Para se ter uma ideia do que estamos vivendo hoje em todo o mundo, um artigo do New York Times de 2013 já mostrava que, nos Estados Unidos, as consultas com médicos jovens não passam de oito minutos. E o dado mais impressionante: os profissionais costumam levar apenas 11 segundos (!) para interromper a fala do paciente sobre o seu estado geral, angústias e preocupações.
No Brasil, segundo um estudo que contempla as cidades de Ribeirão Preto, Campo Grande, Ponta Grossa, Fortaleza e o Estado da Paraíba, evidenciou que o tempo médio da consulta estava entre 7 e 8 minutos.
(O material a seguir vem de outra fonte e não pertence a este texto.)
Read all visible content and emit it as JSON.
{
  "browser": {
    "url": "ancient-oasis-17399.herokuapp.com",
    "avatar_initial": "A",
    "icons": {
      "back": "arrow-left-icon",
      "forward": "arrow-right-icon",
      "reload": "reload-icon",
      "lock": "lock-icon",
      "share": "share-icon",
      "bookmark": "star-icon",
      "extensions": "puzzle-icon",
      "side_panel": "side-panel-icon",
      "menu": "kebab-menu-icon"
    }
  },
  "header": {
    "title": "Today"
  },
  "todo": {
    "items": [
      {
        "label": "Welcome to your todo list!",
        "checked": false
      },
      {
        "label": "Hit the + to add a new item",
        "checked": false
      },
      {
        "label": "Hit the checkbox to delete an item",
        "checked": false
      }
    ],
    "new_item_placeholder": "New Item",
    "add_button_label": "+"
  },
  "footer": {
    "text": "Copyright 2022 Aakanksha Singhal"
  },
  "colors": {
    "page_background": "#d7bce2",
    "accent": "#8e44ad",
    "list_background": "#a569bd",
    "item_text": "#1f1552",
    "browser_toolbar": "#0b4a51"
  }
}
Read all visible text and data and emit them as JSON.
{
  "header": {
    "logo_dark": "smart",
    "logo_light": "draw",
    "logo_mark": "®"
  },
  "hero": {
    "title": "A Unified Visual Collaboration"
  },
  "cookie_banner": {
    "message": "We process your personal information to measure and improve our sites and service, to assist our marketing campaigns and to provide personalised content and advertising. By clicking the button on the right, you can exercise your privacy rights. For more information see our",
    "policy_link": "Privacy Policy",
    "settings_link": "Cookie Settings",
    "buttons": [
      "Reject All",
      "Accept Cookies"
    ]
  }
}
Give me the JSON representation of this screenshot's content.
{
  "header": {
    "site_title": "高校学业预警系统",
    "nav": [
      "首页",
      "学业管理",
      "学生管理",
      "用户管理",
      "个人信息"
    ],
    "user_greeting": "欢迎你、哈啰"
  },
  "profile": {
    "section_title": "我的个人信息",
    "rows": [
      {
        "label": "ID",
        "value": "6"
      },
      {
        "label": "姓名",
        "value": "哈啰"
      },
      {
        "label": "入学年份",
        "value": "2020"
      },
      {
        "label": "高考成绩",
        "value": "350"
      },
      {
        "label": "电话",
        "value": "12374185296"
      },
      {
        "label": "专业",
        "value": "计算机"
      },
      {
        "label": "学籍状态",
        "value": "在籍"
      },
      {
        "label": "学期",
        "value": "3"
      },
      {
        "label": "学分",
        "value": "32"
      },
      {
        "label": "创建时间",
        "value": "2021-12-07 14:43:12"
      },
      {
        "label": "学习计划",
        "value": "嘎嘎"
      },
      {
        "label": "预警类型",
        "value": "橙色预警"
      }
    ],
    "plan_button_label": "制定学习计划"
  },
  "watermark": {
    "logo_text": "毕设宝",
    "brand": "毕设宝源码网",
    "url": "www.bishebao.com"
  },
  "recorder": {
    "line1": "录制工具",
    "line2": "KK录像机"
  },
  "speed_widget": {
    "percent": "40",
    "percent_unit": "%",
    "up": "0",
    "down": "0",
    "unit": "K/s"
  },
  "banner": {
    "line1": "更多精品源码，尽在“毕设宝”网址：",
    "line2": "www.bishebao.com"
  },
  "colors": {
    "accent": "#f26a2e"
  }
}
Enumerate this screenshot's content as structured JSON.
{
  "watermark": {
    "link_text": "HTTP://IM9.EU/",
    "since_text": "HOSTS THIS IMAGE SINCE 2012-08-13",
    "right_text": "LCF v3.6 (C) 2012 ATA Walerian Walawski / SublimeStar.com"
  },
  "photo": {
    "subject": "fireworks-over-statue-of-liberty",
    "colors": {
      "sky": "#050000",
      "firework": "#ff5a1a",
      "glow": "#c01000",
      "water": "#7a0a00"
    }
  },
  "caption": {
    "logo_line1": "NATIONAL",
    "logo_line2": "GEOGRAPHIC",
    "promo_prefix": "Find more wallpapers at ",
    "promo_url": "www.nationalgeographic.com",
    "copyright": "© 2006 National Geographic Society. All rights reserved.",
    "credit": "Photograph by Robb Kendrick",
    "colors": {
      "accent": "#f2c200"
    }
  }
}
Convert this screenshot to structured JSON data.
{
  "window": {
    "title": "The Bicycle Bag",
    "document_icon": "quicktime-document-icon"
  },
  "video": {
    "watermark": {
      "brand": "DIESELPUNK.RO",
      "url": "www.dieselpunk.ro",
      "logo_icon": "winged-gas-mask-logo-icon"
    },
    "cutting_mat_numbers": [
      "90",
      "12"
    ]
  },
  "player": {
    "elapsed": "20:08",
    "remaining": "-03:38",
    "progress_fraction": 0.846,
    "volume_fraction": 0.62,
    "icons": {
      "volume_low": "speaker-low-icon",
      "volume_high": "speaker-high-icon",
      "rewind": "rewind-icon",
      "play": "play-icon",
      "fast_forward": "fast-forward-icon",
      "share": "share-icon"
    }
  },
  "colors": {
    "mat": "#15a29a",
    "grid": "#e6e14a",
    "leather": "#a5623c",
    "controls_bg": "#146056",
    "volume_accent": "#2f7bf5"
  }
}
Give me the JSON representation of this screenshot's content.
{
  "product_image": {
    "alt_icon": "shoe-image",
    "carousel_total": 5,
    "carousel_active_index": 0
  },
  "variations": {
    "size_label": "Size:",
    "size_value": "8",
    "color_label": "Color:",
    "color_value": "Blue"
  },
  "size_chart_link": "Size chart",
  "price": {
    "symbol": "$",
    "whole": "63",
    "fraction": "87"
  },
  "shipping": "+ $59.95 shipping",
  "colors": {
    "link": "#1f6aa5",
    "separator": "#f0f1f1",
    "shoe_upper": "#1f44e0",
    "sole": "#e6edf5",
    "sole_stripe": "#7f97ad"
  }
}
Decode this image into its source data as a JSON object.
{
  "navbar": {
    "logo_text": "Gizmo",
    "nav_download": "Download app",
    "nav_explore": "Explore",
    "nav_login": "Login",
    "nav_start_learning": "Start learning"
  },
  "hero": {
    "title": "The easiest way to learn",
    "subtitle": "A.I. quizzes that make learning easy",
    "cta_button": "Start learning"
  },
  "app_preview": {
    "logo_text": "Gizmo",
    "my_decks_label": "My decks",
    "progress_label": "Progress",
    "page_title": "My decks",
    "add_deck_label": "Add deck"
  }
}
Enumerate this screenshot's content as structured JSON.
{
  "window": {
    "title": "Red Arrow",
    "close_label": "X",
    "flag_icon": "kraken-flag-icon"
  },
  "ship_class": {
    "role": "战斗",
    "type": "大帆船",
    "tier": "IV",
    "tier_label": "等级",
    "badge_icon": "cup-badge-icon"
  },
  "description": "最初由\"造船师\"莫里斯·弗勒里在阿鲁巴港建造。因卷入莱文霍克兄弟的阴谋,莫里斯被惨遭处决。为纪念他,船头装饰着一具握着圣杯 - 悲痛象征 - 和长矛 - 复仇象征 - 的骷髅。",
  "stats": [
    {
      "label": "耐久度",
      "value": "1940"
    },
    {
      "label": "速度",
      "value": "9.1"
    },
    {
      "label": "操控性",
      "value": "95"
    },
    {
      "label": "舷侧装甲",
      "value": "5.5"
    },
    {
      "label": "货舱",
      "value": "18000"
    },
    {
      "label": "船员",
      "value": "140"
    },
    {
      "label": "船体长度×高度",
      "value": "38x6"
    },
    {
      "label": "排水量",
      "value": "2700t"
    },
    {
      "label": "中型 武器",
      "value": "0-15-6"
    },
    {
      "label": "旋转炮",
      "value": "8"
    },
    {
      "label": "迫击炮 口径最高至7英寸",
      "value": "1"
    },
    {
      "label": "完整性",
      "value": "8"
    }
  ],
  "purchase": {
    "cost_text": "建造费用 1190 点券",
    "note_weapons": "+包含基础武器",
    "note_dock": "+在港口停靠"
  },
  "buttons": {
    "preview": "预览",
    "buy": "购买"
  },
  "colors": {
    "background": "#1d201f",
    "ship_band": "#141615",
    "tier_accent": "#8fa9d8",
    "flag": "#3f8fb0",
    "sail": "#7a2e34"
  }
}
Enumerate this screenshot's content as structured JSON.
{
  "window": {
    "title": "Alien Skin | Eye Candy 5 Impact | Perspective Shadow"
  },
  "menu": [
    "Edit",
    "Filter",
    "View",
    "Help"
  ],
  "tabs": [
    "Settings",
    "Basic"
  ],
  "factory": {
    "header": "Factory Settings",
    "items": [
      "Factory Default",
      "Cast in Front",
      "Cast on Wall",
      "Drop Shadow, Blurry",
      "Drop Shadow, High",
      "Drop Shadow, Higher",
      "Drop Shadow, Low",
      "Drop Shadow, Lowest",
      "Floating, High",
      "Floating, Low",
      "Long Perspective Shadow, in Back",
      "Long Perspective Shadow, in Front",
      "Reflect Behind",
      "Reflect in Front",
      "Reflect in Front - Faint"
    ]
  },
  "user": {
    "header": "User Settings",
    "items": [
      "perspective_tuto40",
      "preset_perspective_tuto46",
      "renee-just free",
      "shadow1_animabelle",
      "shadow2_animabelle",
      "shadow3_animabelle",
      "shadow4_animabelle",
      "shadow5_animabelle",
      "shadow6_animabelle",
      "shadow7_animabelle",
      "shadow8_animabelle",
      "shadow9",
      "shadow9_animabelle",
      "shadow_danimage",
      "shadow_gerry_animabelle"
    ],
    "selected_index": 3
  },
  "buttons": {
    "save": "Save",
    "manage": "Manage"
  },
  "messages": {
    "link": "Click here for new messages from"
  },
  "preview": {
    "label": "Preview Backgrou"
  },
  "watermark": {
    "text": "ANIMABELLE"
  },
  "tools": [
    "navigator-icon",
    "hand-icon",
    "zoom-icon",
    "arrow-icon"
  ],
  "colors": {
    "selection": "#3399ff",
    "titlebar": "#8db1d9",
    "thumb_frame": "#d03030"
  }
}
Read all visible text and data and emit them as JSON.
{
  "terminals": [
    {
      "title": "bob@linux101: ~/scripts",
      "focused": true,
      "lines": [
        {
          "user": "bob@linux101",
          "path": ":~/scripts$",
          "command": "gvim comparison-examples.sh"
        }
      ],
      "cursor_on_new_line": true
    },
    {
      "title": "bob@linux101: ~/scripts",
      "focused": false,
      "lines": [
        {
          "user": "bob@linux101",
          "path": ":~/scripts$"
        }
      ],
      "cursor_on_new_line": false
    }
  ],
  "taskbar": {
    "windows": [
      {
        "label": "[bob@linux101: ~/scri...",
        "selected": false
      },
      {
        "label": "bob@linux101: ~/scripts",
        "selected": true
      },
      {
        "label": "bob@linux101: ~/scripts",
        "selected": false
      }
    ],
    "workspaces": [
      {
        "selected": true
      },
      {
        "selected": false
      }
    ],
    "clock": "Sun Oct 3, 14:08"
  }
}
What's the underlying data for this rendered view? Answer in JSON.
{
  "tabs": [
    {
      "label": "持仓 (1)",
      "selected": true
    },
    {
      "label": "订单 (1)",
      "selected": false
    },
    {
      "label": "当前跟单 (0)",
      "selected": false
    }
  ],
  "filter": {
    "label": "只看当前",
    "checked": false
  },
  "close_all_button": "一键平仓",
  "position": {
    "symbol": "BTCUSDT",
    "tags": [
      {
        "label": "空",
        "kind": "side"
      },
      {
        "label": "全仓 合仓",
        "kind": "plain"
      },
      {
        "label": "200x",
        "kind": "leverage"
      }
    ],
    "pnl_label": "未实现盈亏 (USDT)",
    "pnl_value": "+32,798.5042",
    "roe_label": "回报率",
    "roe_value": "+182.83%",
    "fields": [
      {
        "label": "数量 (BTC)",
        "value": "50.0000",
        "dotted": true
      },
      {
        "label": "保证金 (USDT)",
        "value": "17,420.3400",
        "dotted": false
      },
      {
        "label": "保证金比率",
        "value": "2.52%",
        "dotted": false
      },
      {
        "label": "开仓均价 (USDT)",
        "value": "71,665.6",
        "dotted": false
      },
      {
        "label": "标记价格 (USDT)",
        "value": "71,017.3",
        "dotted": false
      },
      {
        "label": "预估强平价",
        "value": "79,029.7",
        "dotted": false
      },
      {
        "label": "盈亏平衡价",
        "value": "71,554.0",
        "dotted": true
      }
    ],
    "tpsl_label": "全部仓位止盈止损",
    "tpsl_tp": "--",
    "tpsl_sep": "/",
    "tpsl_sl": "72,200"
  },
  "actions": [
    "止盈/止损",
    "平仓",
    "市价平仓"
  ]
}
Ou seja, o médico não olha para, não se conecta. A interrupção acelerada é fruto da necessidade de ganhar tempo que tomou conta da profissão, ou também revela uma característica que vem tomando conta da classe?
Sem dúvida, há uma grande pressão de tempo por parte do sistema. E mais do que isso: as universidades têm ensinado cada vez mais os médicos a enxergarem doenças. Isso tem que mudar. O foco precisa ser para a saúde e para o bem-estar – físico e mental.
Em defesa dos médicos, temos que entender a duríssima vida que eles têm. Um oncologista, por exemplo chega a ter cerca de 20 mil encontros com familiares de pacientes ao longo da carreira. Imagine o custo emocional disso. Aliás, a saúde dos próprios médicos também tem sido bastante afetada. Nos EUA, um entre cada quatro deles sofre de depressão. Por lá, o universo é de 700 mil profissionais. Já no Brasil, são 400 mil.
Considerando essa complexa realidade, o fato é que, embora as novas tecnologias tenham surgido na teoria para facilitar e aperfeiçoar o trabalho médico, os dois lados estão insatisfeitos.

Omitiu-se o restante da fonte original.